Now that you know how to encode strings in JavaScript and how to convert them between UTF-8 and UTF-16, let’s look at how to convert strings to binary data. First, we assume that the encoding used to interact with the back end is UTF-8, which can be used for more scenarios. If you are still using UTF-16, simply ignore the logic of the conversion encoding. A brief introduction to the implementation idea: After we get a string to be converted, we first know its length, initialize the relevant parameters in the ArrayBuffer, and put the data into the ArrayBuffer. Let’s change the above example slightly:

import utfx from './util/utfx';

function stringSource(s) {
    var i = 0;
    return function () {
        return i < s.length ? s.charCodeAt(i++) : null;
    };
}

let str = 'abcdefg';

let strCodes = stringSource(str);
let length = utfx.calculateUTF16asUTF8(strCodes)[1];
let buffer = new ArrayBuffer(length + 4); // Initialize the binary buffer with UTF8 encoded string length +4 bytes
let view = new DataView(buffer);
let offset = 4;

view.setUint32(0, length); // Place the length at the head of the string

utfx.encodeUTF16toUTF8(stringSource(str), function (b) {
    view.setUint8(offset++, b);
}.bind(this));
Copy the code

In the example above, we have encoded a binary into the ArrayBuffer according to UTF-8 and stored its length as an Unsigned Int four bytes in the header of the binary.

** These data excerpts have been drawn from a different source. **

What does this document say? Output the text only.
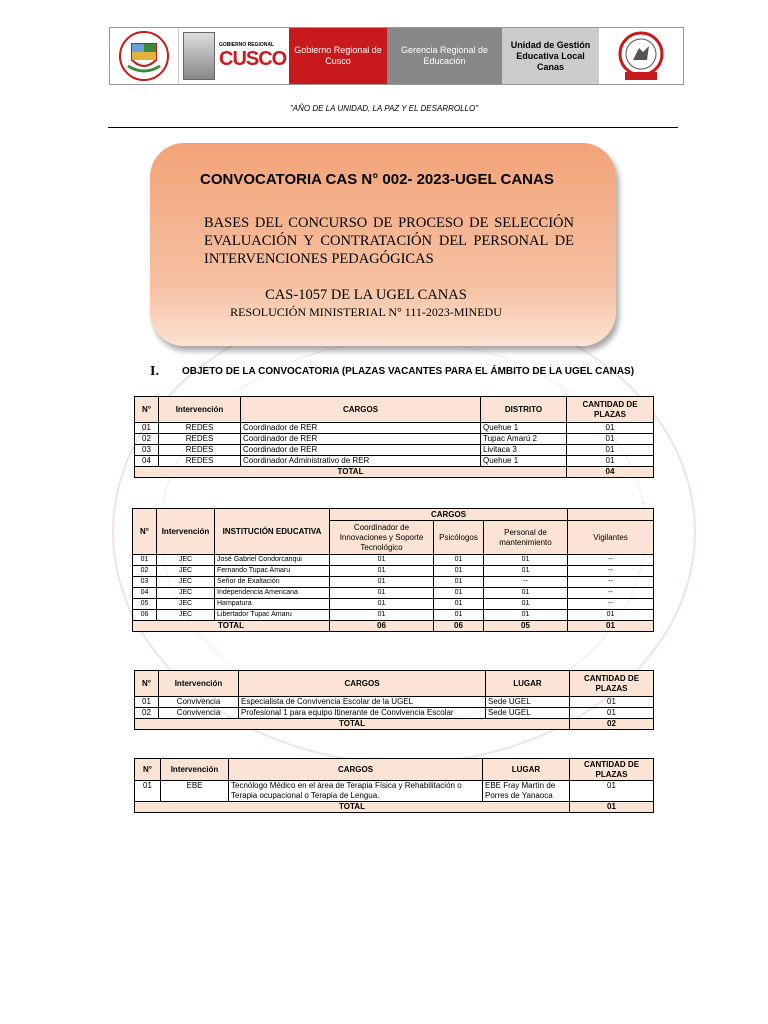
GOBIERNO REGIONAL
CUSCO Gobierno Regional de Cusco
Gerencia Regional de Educación
Unidad de Gestión Educativa Local Canas
"AÑO DE LA UNIDAD, LA PAZ Y EL DESARROLLO"
CONVOCATORIA CAS N° 002- 2023-UGEL CANAS
BASES DEL CONCURSO DE PROCESO DE SELECCIÓN EVALUACIÓN Y CONTRATACIÓN DEL PERSONAL DE INTERVENCIONES PEDAGÓGICAS
CAS-1057 DE LA UGEL CANAS
RESOLUCIÓN MINISTERIAL N° 111-2023-MINEDU
I. OBJETO DE LA CONVOCATORIA (PLAZAS VACANTES PARA EL ÁMBITO DE LA UGEL CANAS)
N°	Intervención	CARGOS	DISTRITO	CANTIDAD DE PLAZAS
01	REDES	Coordinador de RER	Quehue 1	01
02	REDES	Coordinador de RER	Tupac Amarú 2	01
03	REDES	Coordinador de RER	Livitaca 3	01
04	REDES	Coordinador Administrativo de RER	Quehue 1	01
TOTAL				04
N°	Intervención	INSTITUCIÓN EDUCATIVA	CARGOS			
			Coordinador de Innovaciones y Soporte Tecnológico	Psicólogos	Personal de mantenimiento	Vigilantes
01	JEC	José Gabriel Condorcanqui	01	01	01	--
02	JEC	Fernando Tupac Amaru	01	01	01	--
03	JEC	Señor de Exaltación	01	01	--	--
04	JEC	Independencia Americana	01	01	01	--
05	JEC	Hampatura	01	01	01	--
06	JEC	Libertador Tupac Amaru	01	01	01	01
TOTAL			06	06	05	01
N°	Intervención	CARGOS	LUGAR	CANTIDAD DE PLAZAS
01	Convivencia	Especialista de Convivencia Escolar de la UGEL	Sede UGEL	01
02	Convivencia	Profesional 1 para equipo Itinerante de Convivencia Escolar	Sede UGEL	01
TOTAL				02
N°	Intervención	CARGOS	LUGAR	CANTIDAD DE PLAZAS
01	EBE	Tecnólogo Médico en el área de Terapia Física y Rehabilitación o Terapia ocupacional o Terapia de Lengua.	EBE Fray Martín de Porres de Yanaoca	01
TOTAL				01
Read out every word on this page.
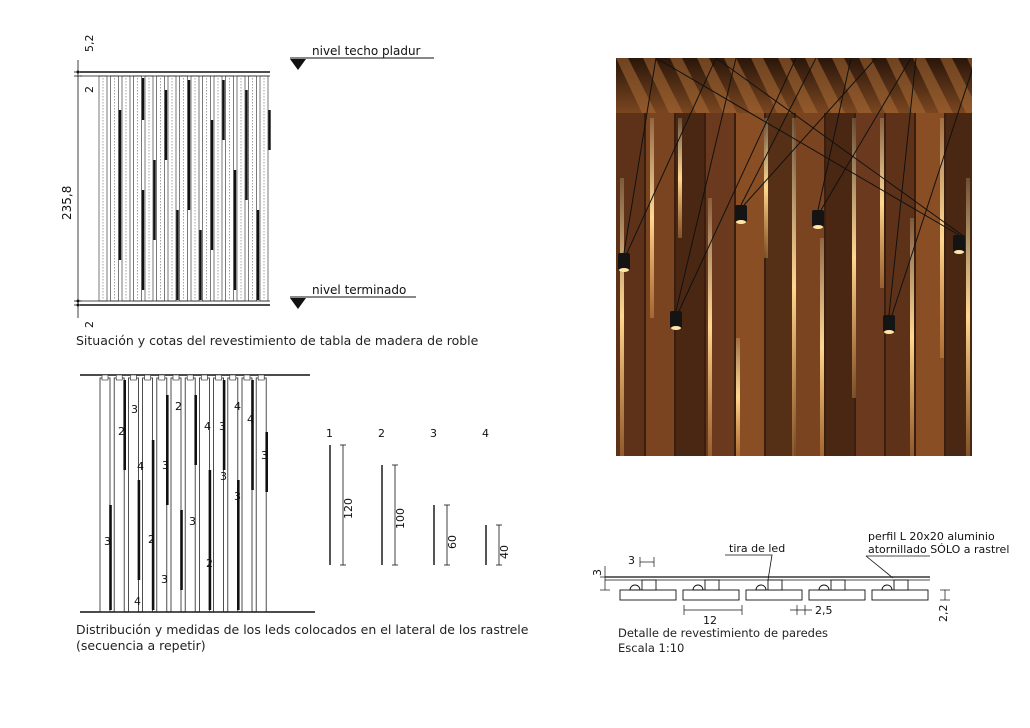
nivel techo pladur
nivel terminado
5,2
2
235,8
2
3
2
3
4
2
3
2
3
4 3
2
3
4
3
4
3
3
4
1
120
2
100
3
60
4
40	tira de led
perfil L 20x20 aluminio
atornillado SÓLO a rastrel
3
3
12
2,5	2,2
Situación y cotas del revestimiento de tabla de madera de roble
Distribución y medidas de los leds colocados en el lateral de los rastrele
(secuencia a repetir)
Detalle de revestimiento de paredes
Escala 1:10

How does JavaScript convert binary data to string

Now that we know how to convert string to binary, let’s look at how to read the entire data from binary back to string. Based on the conversion to binary process above, it is not difficult to think of the related binary to string method. Specific examples are as follows:

import utfx from './util/utfx';
let str = 'abcdefg';

function stringSource(s) {
    var i = 0;
    return function () {
        return i < s.length ? s.charCodeAt(i++) : null;
    };
}

let strCodes = stringSource(str);
let length = utfx.calculateUTF16asUTF8(strCodes)[1];
let buffer = new ArrayBuffer(length + 4); // Initialize the binary buffer with UTF8 encoded string length +4 bytes
let view = new DataView(buffer);
let offset = 4;

// String conversion binary process
view.setUint32(0, length); // Place the length in the string

utfx.encodeUTF16toUTF8(stringSource(str), function (b) {
    view.setUint8(offset++, b);
}.bind(this));

// Binary conversion string process
let Strlength = view.getUint32(0);
offset = 4;
let result = []; // Unicode encoding character
let end = offset + Strlength;


utfx.decodeUTF8toUTF16(function () {
    return offset < end ? view.getUint8(offset++) : null; Exit this function when null is returned
}.bind(this), (char) => {
    console.log(char)
    result.push(char);
});

let strResult = result.reduce((prev, next) = >{
    return prev + String.fromCharCode(next);
}, ' ');
Copy the code

As we can see from the example above, we only need to read the length of the string in the first four bytes, and then read the string encoding of the specified length from the fourth Byte (counting from 0). Finally, we have an array of Unicode codes that can be converted to a string using only the fromCharCode method.

conclusion

Using ArrayBuffer and DataView, we can convert string data and binary data to and from each other. With a foundation for string conversions, the reader will be able to understand the content and processing logic for subsequent WebSocket binary data transfers. The next WebSocket blog post will cover how to pass binary data to the back end through WebSocket and how to handle binary data received through WebSocket. Interested students can continue to pay attention.